I know that given a curve $r(s)$,
$$T'(s) = k(s)N(s) $$
where $k(s)$ is the curvature. 
And I know that $N(s)$ (the normal) is in the direction of $r''(s)$ so why is the normal not defined as 
$$N(s) = \frac{r''(s)}{|r''(s)|}$$ but instead defined in terms of curvature and derivative of tangent?
 A: The answer is pretty straightforward. 
First, @Trunk, these are the standard notation for tangent, normal, and binormal in the Frenet frame in differential geometry. See, for instance, ONeill's Elementary Differential Geometry, or Google "Frenet Frame". 
Next: Since 
$$
T(s) = r'(s)
$$
if you compute 
$$
T'(s)
$$
you get 
$$
r''(s)
$$
If you normalize this, you get $N(s)$, according to your definition. And if you define $k(s) = 1/|r''(s)|$, you get that 
$$
T'(s) = k(s) N(s)
$$
In other words, both definitions arrive at the same place. One of them requires saying that $k$ is $1/r''$, the other makes that a consequence of the definition. 
There's one subtlety: the 2D case. In that case, it makes some sense to say that since $N$ is orthogonal to $T$ in general, you can just define $N$ to be $T$ rotated 90 degrees counterclockwise. When you do this, and write
$$
T'(s) = k(s) N(s)
$$
it turns out that $k$ isn't just $1/|r''(s)|$, but rather that it can be positive or negative, and is actually $1/r''(s)$; in the plane (and only in the plane) it makes sense to talk about "positive" and "negative" curvature when you make this choice. 

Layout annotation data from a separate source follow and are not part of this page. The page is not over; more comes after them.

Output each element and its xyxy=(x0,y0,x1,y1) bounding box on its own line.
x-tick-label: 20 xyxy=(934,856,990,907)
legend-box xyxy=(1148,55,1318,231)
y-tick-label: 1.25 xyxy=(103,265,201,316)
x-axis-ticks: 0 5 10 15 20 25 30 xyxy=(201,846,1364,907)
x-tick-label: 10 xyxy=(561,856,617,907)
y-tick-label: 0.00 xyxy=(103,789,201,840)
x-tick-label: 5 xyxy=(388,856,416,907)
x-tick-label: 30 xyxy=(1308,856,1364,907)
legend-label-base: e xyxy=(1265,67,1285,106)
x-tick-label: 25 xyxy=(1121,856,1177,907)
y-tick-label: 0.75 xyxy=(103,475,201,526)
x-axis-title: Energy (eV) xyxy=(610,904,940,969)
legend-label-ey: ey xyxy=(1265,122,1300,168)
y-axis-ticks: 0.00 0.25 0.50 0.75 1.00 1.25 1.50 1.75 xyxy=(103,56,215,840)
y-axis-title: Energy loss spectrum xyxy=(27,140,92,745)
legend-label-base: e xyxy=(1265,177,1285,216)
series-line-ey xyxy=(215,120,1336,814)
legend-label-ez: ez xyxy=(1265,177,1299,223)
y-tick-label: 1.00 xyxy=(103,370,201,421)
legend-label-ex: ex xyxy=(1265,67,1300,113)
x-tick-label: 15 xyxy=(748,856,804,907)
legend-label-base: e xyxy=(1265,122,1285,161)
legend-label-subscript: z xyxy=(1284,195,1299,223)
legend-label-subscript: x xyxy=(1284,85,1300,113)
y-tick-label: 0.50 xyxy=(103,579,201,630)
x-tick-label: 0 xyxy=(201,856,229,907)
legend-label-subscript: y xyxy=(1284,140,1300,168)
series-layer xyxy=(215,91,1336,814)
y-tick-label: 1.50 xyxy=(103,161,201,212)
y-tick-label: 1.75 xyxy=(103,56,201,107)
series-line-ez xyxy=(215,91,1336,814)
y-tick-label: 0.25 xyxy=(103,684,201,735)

Frankly, I find this slightly confusing to students, and usually start in 3-space until they're comfortable with curvature and torsion, and then look at curves in the plane as a special case, and "discover" the possibility (in that special case) of adding a sign to the curvature. 
A: Your question seems confused.
If by 'normal', you mean the vector that is normal to a curve at each point along it, then I would see it being defined in relation to the first derivative of the curve function since the slope of the normal and tangent are negative reciprocal.
What is this $ r(s), N(s)$ and $T'(s) $ ?
Explain your nomenclature and maybe we can help you.